Based on recent studies, two distinct maths learning styles have been identified for children learning maths. The characteristics of these two styles are often classified by the labels or terms “inchworm” or “grasshopper”,“quantative” or ”qualitative” and “sequential” or “holistic”. It is helpful for teachers to be familiar with these two distinct learning styles in order to use the teaching style to match the needs of the pupil.

Successful mathematicians are generally those who are skilled at applying and using both approaches as success in maths tends to require flexibility in thinking.
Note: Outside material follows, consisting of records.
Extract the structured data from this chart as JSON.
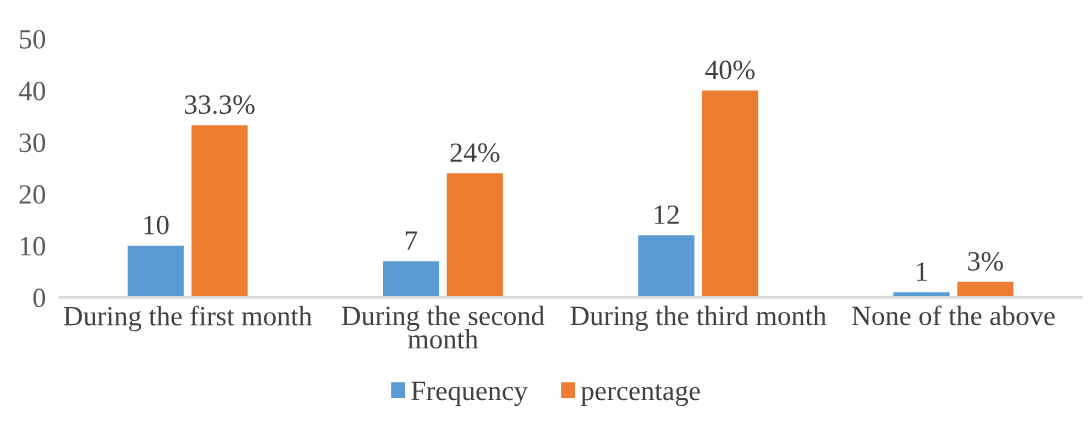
{
  "chart_data": {
    "type": "bar",
    "categories": [
      "During the first month",
      "During the second month",
      "During the third month",
      "None of the above"
    ],
    "series": [
      {
        "name": "Frequency",
        "color": "#5b9bd5",
        "values": [
          10,
          7,
          12,
          1
        ],
        "value_labels": [
          "10",
          "7",
          "12",
          "1"
        ]
      },
      {
        "name": "percentage",
        "color": "#ed7d31",
        "values": [
          33.3,
          24,
          40,
          3
        ],
        "value_labels": [
          "33.3%",
          "24%",
          "40%",
          "3%"
        ]
      }
    ],
    "ylim": [
      0,
      50
    ],
    "yticks": [
      0,
      10,
      20,
      30,
      40,
      50
    ],
    "grid": false,
    "legend": "bottom"
  }
}
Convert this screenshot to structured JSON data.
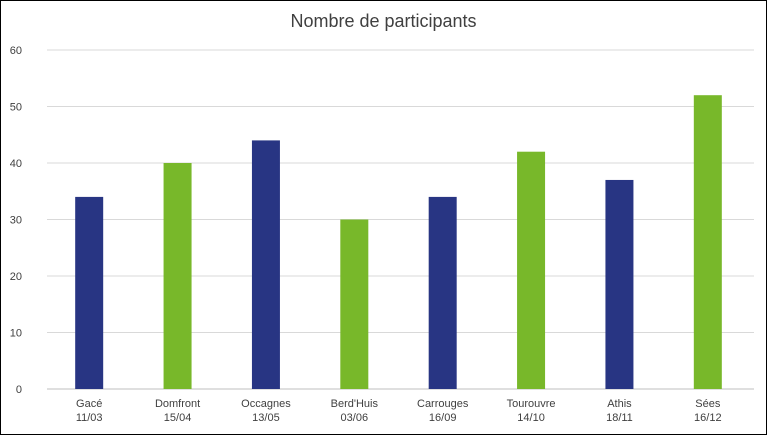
{
  "chart_data": {
    "type": "bar",
    "title": "Nombre de participants",
    "categories": [
      [
        "Gacé",
        "11/03"
      ],
      [
        "Domfront",
        "15/04"
      ],
      [
        "Occagnes",
        "13/05"
      ],
      [
        "Berd'Huis",
        "03/06"
      ],
      [
        "Carrouges",
        "16/09"
      ],
      [
        "Tourouvre",
        "14/10"
      ],
      [
        "Athis",
        "18/11"
      ],
      [
        "Sées",
        "16/12"
      ]
    ],
    "values": [
      34,
      40,
      44,
      30,
      34,
      42,
      37,
      52
    ],
    "bar_colors": [
      "#283583",
      "#78b82a",
      "#283583",
      "#78b82a",
      "#283583",
      "#78b82a",
      "#283583",
      "#78b82a"
    ],
    "ylim": [
      0,
      60
    ],
    "yticks": [
      0,
      10,
      20,
      30,
      40,
      50,
      60
    ],
    "grid": true,
    "xlabel": "",
    "ylabel": ""
  }
}
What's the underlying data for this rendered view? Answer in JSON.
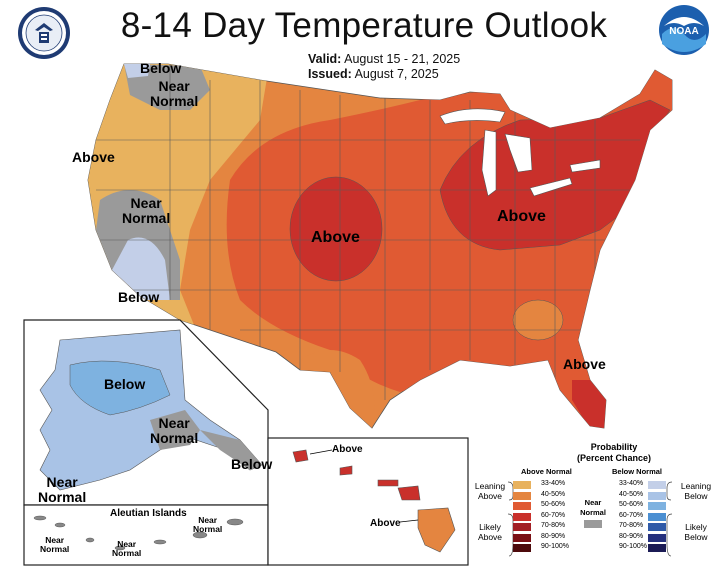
{
  "title": "8-14 Day Temperature Outlook",
  "valid_label": "Valid:",
  "valid_dates": "August 15 - 21, 2025",
  "issued_label": "Issued:",
  "issued_date": "August 7, 2025",
  "logos": {
    "left": "Department of Commerce seal",
    "right": "NOAA"
  },
  "map_labels": {
    "nw_below": "Below",
    "nw_near1": "Near",
    "nw_near2": "Normal",
    "west_above": "Above",
    "ca_near1": "Near",
    "ca_near2": "Normal",
    "sw_below": "Below",
    "plains_above": "Above",
    "lakes_above": "Above",
    "fl_above": "Above"
  },
  "alaska_labels": {
    "below": "Below",
    "near1": "Near",
    "near2": "Normal",
    "pan_below": "Below",
    "sw_near1": "Near",
    "sw_near2": "Normal"
  },
  "aleutian": {
    "title": "Aleutian Islands",
    "near_a1": "Near",
    "near_a2": "Normal",
    "near_b1": "Near",
    "near_b2": "Normal",
    "near_c1": "Near",
    "near_c2": "Normal"
  },
  "hawaii_labels": {
    "above1": "Above",
    "above2": "Above"
  },
  "legend": {
    "title1": "Probability",
    "title2": "(Percent Chance)",
    "above_head": "Above Normal",
    "below_head": "Below Normal",
    "near_label1": "Near",
    "near_label2": "Normal",
    "leaning_above1": "Leaning",
    "leaning_above2": "Above",
    "likely_above1": "Likely",
    "likely_above2": "Above",
    "leaning_below1": "Leaning",
    "leaning_below2": "Below",
    "likely_below1": "Likely",
    "likely_below2": "Below",
    "ranges": [
      "33-40%",
      "40-50%",
      "50-60%",
      "60-70%",
      "70-80%",
      "80-90%",
      "90-100%"
    ],
    "above_colors": [
      "#e8b25e",
      "#e48540",
      "#e05a33",
      "#c9302b",
      "#a21f25",
      "#7a1015",
      "#4d0a0c"
    ],
    "below_colors": [
      "#c3cfe8",
      "#a9c3e6",
      "#7eb2e0",
      "#4b8fd2",
      "#2f5aa8",
      "#25307d",
      "#1b1b55"
    ],
    "near_color": "#9a9a9a"
  }
}
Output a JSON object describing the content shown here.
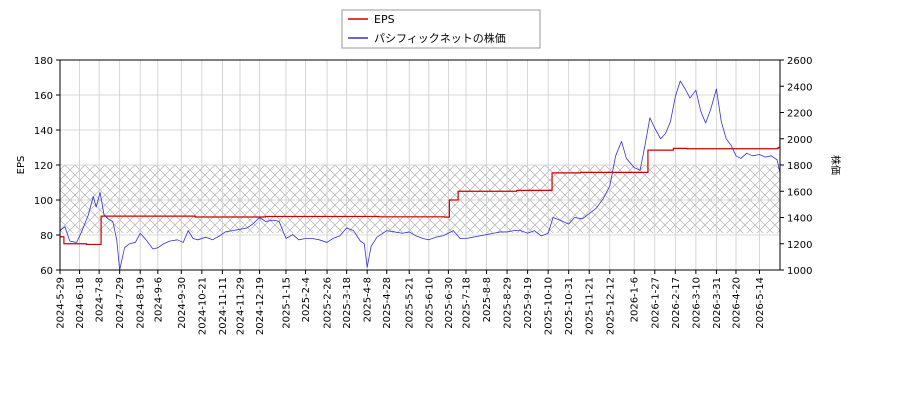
{
  "chart_data": {
    "type": "line",
    "legend": {
      "placement": "top-center",
      "entries": [
        "EPS",
        "パシフィックネットの株価"
      ]
    },
    "y_left": {
      "label": "EPS",
      "lim": [
        60,
        180
      ],
      "ticks": [
        "60",
        "80",
        "100",
        "120",
        "140",
        "160",
        "180"
      ]
    },
    "y_right": {
      "label": "株価",
      "lim": [
        1000,
        2600
      ],
      "ticks": [
        "1000",
        "1200",
        "1400",
        "1600",
        "1800",
        "2000",
        "2200",
        "2400",
        "2600"
      ]
    },
    "x_lim": [
      "2024-05-29",
      "2026-06-04"
    ],
    "x_ticks": [
      "2024-5-29",
      "2024-6-18",
      "2024-7-8",
      "2024-7-29",
      "2024-8-19",
      "2024-9-6",
      "2024-9-30",
      "2024-10-21",
      "2024-11-11",
      "2024-11-29",
      "2024-12-19",
      "2025-1-15",
      "2025-2-4",
      "2025-2-26",
      "2025-3-18",
      "2025-4-8",
      "2025-4-28",
      "2025-5-21",
      "2025-6-10",
      "2025-6-30",
      "2025-7-18",
      "2025-8-8",
      "2025-8-29",
      "2025-9-19",
      "2025-10-10",
      "2025-10-31",
      "2025-11-21",
      "2025-12-12",
      "2026-1-6",
      "2026-1-27",
      "2026-2-17",
      "2026-3-10",
      "2026-3-31",
      "2026-4-20",
      "2026-5-14"
    ],
    "grid": true,
    "shaded_band": {
      "axis": "left",
      "range": [
        81,
        120
      ],
      "pattern": "crosshatch"
    },
    "series": [
      {
        "name": "EPS",
        "axis": "left",
        "color": "#cc0000",
        "step": true,
        "points": [
          [
            "2024-05-29",
            79
          ],
          [
            "2024-06-02",
            75
          ],
          [
            "2024-06-25",
            74.6
          ],
          [
            "2024-07-10",
            90.8
          ],
          [
            "2024-10-14",
            90.3
          ],
          [
            "2024-12-25",
            90.6
          ],
          [
            "2025-04-20",
            90.4
          ],
          [
            "2025-06-26",
            90.2
          ],
          [
            "2025-07-01",
            100
          ],
          [
            "2025-07-10",
            105
          ],
          [
            "2025-09-08",
            105.5
          ],
          [
            "2025-10-14",
            115.5
          ],
          [
            "2025-11-12",
            115.8
          ],
          [
            "2026-01-20",
            128.5
          ],
          [
            "2026-02-15",
            129.5
          ],
          [
            "2026-03-01",
            129.3
          ],
          [
            "2026-06-02",
            130
          ],
          [
            "2026-06-04",
            160
          ]
        ]
      },
      {
        "name": "パシフィックネットの株価",
        "axis": "right",
        "color": "#3333cc",
        "points": [
          [
            "2024-05-29",
            1300
          ],
          [
            "2024-06-03",
            1330
          ],
          [
            "2024-06-08",
            1220
          ],
          [
            "2024-06-15",
            1210
          ],
          [
            "2024-06-20",
            1290
          ],
          [
            "2024-06-27",
            1420
          ],
          [
            "2024-07-02",
            1560
          ],
          [
            "2024-07-05",
            1480
          ],
          [
            "2024-07-09",
            1590
          ],
          [
            "2024-07-13",
            1420
          ],
          [
            "2024-07-17",
            1390
          ],
          [
            "2024-07-22",
            1370
          ],
          [
            "2024-07-26",
            1230
          ],
          [
            "2024-07-29",
            1000
          ],
          [
            "2024-08-03",
            1170
          ],
          [
            "2024-08-08",
            1200
          ],
          [
            "2024-08-14",
            1210
          ],
          [
            "2024-08-19",
            1280
          ],
          [
            "2024-08-25",
            1230
          ],
          [
            "2024-09-01",
            1160
          ],
          [
            "2024-09-06",
            1170
          ],
          [
            "2024-09-12",
            1200
          ],
          [
            "2024-09-18",
            1220
          ],
          [
            "2024-09-26",
            1230
          ],
          [
            "2024-10-02",
            1210
          ],
          [
            "2024-10-07",
            1300
          ],
          [
            "2024-10-12",
            1240
          ],
          [
            "2024-10-17",
            1230
          ],
          [
            "2024-10-25",
            1250
          ],
          [
            "2024-11-01",
            1230
          ],
          [
            "2024-11-08",
            1260
          ],
          [
            "2024-11-14",
            1290
          ],
          [
            "2024-11-21",
            1300
          ],
          [
            "2024-11-29",
            1310
          ],
          [
            "2024-12-06",
            1320
          ],
          [
            "2024-12-12",
            1350
          ],
          [
            "2024-12-19",
            1400
          ],
          [
            "2024-12-25",
            1370
          ],
          [
            "2025-01-02",
            1380
          ],
          [
            "2025-01-08",
            1370
          ],
          [
            "2025-01-15",
            1240
          ],
          [
            "2025-01-22",
            1270
          ],
          [
            "2025-01-28",
            1230
          ],
          [
            "2025-02-04",
            1240
          ],
          [
            "2025-02-11",
            1240
          ],
          [
            "2025-02-18",
            1230
          ],
          [
            "2025-02-26",
            1210
          ],
          [
            "2025-03-04",
            1240
          ],
          [
            "2025-03-11",
            1260
          ],
          [
            "2025-03-18",
            1320
          ],
          [
            "2025-03-25",
            1300
          ],
          [
            "2025-04-01",
            1220
          ],
          [
            "2025-04-05",
            1200
          ],
          [
            "2025-04-08",
            1020
          ],
          [
            "2025-04-12",
            1180
          ],
          [
            "2025-04-18",
            1250
          ],
          [
            "2025-04-28",
            1300
          ],
          [
            "2025-05-06",
            1290
          ],
          [
            "2025-05-14",
            1280
          ],
          [
            "2025-05-21",
            1290
          ],
          [
            "2025-05-28",
            1260
          ],
          [
            "2025-06-04",
            1240
          ],
          [
            "2025-06-10",
            1230
          ],
          [
            "2025-06-17",
            1250
          ],
          [
            "2025-06-24",
            1260
          ],
          [
            "2025-06-30",
            1280
          ],
          [
            "2025-07-05",
            1300
          ],
          [
            "2025-07-12",
            1240
          ],
          [
            "2025-07-18",
            1240
          ],
          [
            "2025-07-25",
            1250
          ],
          [
            "2025-08-01",
            1260
          ],
          [
            "2025-08-08",
            1270
          ],
          [
            "2025-08-15",
            1280
          ],
          [
            "2025-08-22",
            1290
          ],
          [
            "2025-08-29",
            1290
          ],
          [
            "2025-09-05",
            1300
          ],
          [
            "2025-09-12",
            1300
          ],
          [
            "2025-09-19",
            1280
          ],
          [
            "2025-09-26",
            1300
          ],
          [
            "2025-10-03",
            1260
          ],
          [
            "2025-10-10",
            1280
          ],
          [
            "2025-10-15",
            1400
          ],
          [
            "2025-10-22",
            1380
          ],
          [
            "2025-10-31",
            1350
          ],
          [
            "2025-11-06",
            1400
          ],
          [
            "2025-11-14",
            1390
          ],
          [
            "2025-11-21",
            1430
          ],
          [
            "2025-11-28",
            1470
          ],
          [
            "2025-12-05",
            1540
          ],
          [
            "2025-12-12",
            1640
          ],
          [
            "2025-12-18",
            1870
          ],
          [
            "2025-12-24",
            1980
          ],
          [
            "2025-12-29",
            1850
          ],
          [
            "2026-01-06",
            1780
          ],
          [
            "2026-01-12",
            1760
          ],
          [
            "2026-01-17",
            1950
          ],
          [
            "2026-01-22",
            2160
          ],
          [
            "2026-01-27",
            2080
          ],
          [
            "2026-02-02",
            2000
          ],
          [
            "2026-02-07",
            2040
          ],
          [
            "2026-02-12",
            2130
          ],
          [
            "2026-02-17",
            2320
          ],
          [
            "2026-02-22",
            2440
          ],
          [
            "2026-02-27",
            2380
          ],
          [
            "2026-03-04",
            2310
          ],
          [
            "2026-03-10",
            2370
          ],
          [
            "2026-03-15",
            2210
          ],
          [
            "2026-03-20",
            2120
          ],
          [
            "2026-03-25",
            2220
          ],
          [
            "2026-03-31",
            2380
          ],
          [
            "2026-04-05",
            2130
          ],
          [
            "2026-04-10",
            2000
          ],
          [
            "2026-04-15",
            1950
          ],
          [
            "2026-04-20",
            1870
          ],
          [
            "2026-04-25",
            1850
          ],
          [
            "2026-05-01",
            1890
          ],
          [
            "2026-05-07",
            1870
          ],
          [
            "2026-05-14",
            1880
          ],
          [
            "2026-05-20",
            1860
          ],
          [
            "2026-05-26",
            1870
          ],
          [
            "2026-06-01",
            1840
          ],
          [
            "2026-06-04",
            1740
          ]
        ]
      }
    ]
  }
}
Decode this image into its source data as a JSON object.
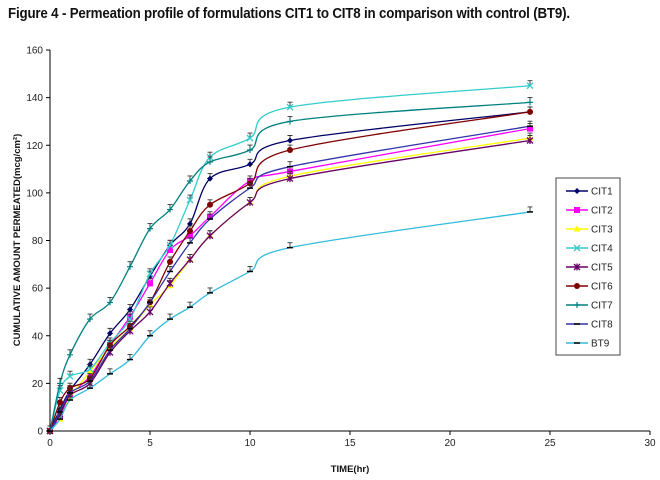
{
  "chart_data": {
    "type": "line",
    "title": "Figure 4 - Permeation profile of formulations CIT1 to CIT8 in comparison with control (BT9).",
    "xlabel": "TIME(hr)",
    "ylabel": "CUMULATIVE AMOUNT PERMEATED(mcg/cm²)",
    "xlim": [
      0,
      30
    ],
    "ylim": [
      0,
      160
    ],
    "xticks": [
      0,
      5,
      10,
      15,
      20,
      25,
      30
    ],
    "yticks": [
      0,
      20,
      40,
      60,
      80,
      100,
      120,
      140,
      160
    ],
    "grid": false,
    "legend_position": "right",
    "x": [
      0,
      0.5,
      1,
      2,
      3,
      4,
      5,
      6,
      7,
      8,
      10,
      12,
      24
    ],
    "series": [
      {
        "name": "CIT1",
        "color": "#000066",
        "marker": "diamond",
        "values": [
          0,
          9,
          17,
          28,
          41,
          51,
          65,
          78,
          87,
          106,
          112,
          122,
          134
        ]
      },
      {
        "name": "CIT2",
        "color": "#ff00ff",
        "marker": "square",
        "values": [
          0,
          6,
          15,
          23,
          36,
          48,
          62,
          76,
          82,
          90,
          105,
          109,
          127
        ]
      },
      {
        "name": "CIT3",
        "color": "#ffff00",
        "marker": "triangle",
        "values": [
          0,
          5,
          14,
          25,
          35,
          43,
          53,
          61,
          72,
          82,
          96,
          107,
          123
        ]
      },
      {
        "name": "CIT4",
        "color": "#33cccc",
        "marker": "x",
        "values": [
          0,
          17,
          23,
          26,
          37,
          47,
          66,
          78,
          97,
          115,
          123,
          136,
          145
        ]
      },
      {
        "name": "CIT5",
        "color": "#660066",
        "marker": "star",
        "values": [
          0,
          7,
          15,
          20,
          33,
          42,
          50,
          62,
          72,
          82,
          96,
          106,
          122
        ]
      },
      {
        "name": "CIT6",
        "color": "#800000",
        "marker": "circle",
        "values": [
          0,
          12,
          18,
          22,
          36,
          44,
          54,
          71,
          84,
          95,
          104,
          118,
          134
        ]
      },
      {
        "name": "CIT7",
        "color": "#008080",
        "marker": "plus",
        "values": [
          0,
          20,
          32,
          47,
          54,
          69,
          85,
          93,
          105,
          113,
          118,
          130,
          138
        ]
      },
      {
        "name": "CIT8",
        "color": "#3333aa",
        "marker": "dash",
        "values": [
          0,
          8,
          16,
          21,
          34,
          43,
          54,
          67,
          79,
          89,
          102,
          111,
          128
        ]
      },
      {
        "name": "BT9",
        "color": "#33bbdd",
        "marker": "dash",
        "values": [
          0,
          5,
          13,
          18,
          24,
          30,
          40,
          47,
          52,
          58,
          67,
          77,
          92
        ]
      }
    ]
  }
}
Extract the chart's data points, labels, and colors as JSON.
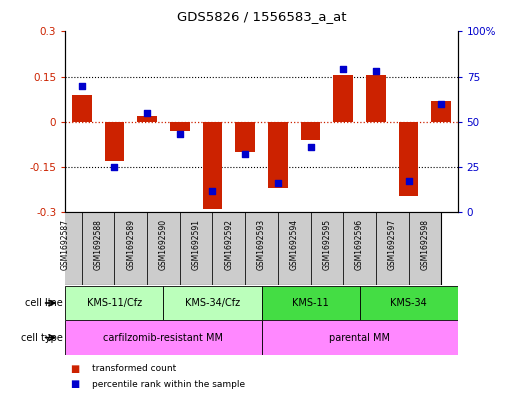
{
  "title": "GDS5826 / 1556583_a_at",
  "samples": [
    "GSM1692587",
    "GSM1692588",
    "GSM1692589",
    "GSM1692590",
    "GSM1692591",
    "GSM1692592",
    "GSM1692593",
    "GSM1692594",
    "GSM1692595",
    "GSM1692596",
    "GSM1692597",
    "GSM1692598"
  ],
  "red_values": [
    0.09,
    -0.13,
    0.02,
    -0.03,
    -0.29,
    -0.1,
    -0.22,
    -0.06,
    0.155,
    0.155,
    -0.245,
    0.07
  ],
  "blue_values_pct": [
    70,
    25,
    55,
    43,
    12,
    32,
    16,
    36,
    79,
    78,
    17,
    60
  ],
  "ylim": [
    -0.3,
    0.3
  ],
  "yticks_left": [
    -0.3,
    -0.15,
    0.0,
    0.15,
    0.3
  ],
  "ytick_left_labels": [
    "-0.3",
    "-0.15",
    "0",
    "0.15",
    "0.3"
  ],
  "yticks_right": [
    0,
    25,
    50,
    75,
    100
  ],
  "ytick_right_labels": [
    "0",
    "25",
    "50",
    "75",
    "100%"
  ],
  "cell_line_groups": [
    {
      "label": "KMS-11/Cfz",
      "start": 0,
      "end": 3,
      "color": "#bbffbb"
    },
    {
      "label": "KMS-34/Cfz",
      "start": 3,
      "end": 6,
      "color": "#bbffbb"
    },
    {
      "label": "KMS-11",
      "start": 6,
      "end": 9,
      "color": "#44dd44"
    },
    {
      "label": "KMS-34",
      "start": 9,
      "end": 12,
      "color": "#44dd44"
    }
  ],
  "cell_type_groups": [
    {
      "label": "carfilzomib-resistant MM",
      "start": 0,
      "end": 6,
      "color": "#ff88ff"
    },
    {
      "label": "parental MM",
      "start": 6,
      "end": 12,
      "color": "#ff88ff"
    }
  ],
  "red_color": "#cc2200",
  "blue_color": "#0000cc",
  "bar_width": 0.6,
  "sample_box_color": "#cccccc",
  "dotted_line_color": "#000000",
  "zero_line_color": "#cc2200",
  "bg_color": "#ffffff"
}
The table below provides an overview of the two styles:

Inchworm Approach Grasshopper Approach
Prefers to follow a rule Prefers controlled exploration
Prefers to follow a procedure May redesign or simplify the problem
Fails to have an overview Tends to have an holistic overview
Tends to see topics in isolation Tends to link topics
May have a poor grasp ofconcepts More likely to grasp concepts
Tends to have inflexible focus – identifies question only (not in relation to previous learning) Flexibility of focus – may use a range of methods based on previous learning
Prefers “paper & pencil” methods Prefers to calculate mentally and dislikes recording in writing
Tends to reproduce procedures by rote (often inaccurately) Needs to be taught and use standard methods of calculation
Finds checking solutions difficult and generally repeats the original source method May well use alternative method to check answer

Knowing a learner's learning and thinking style can be one of the most significant pieces in the jigsaw of understanding the learner and how they approach their maths work.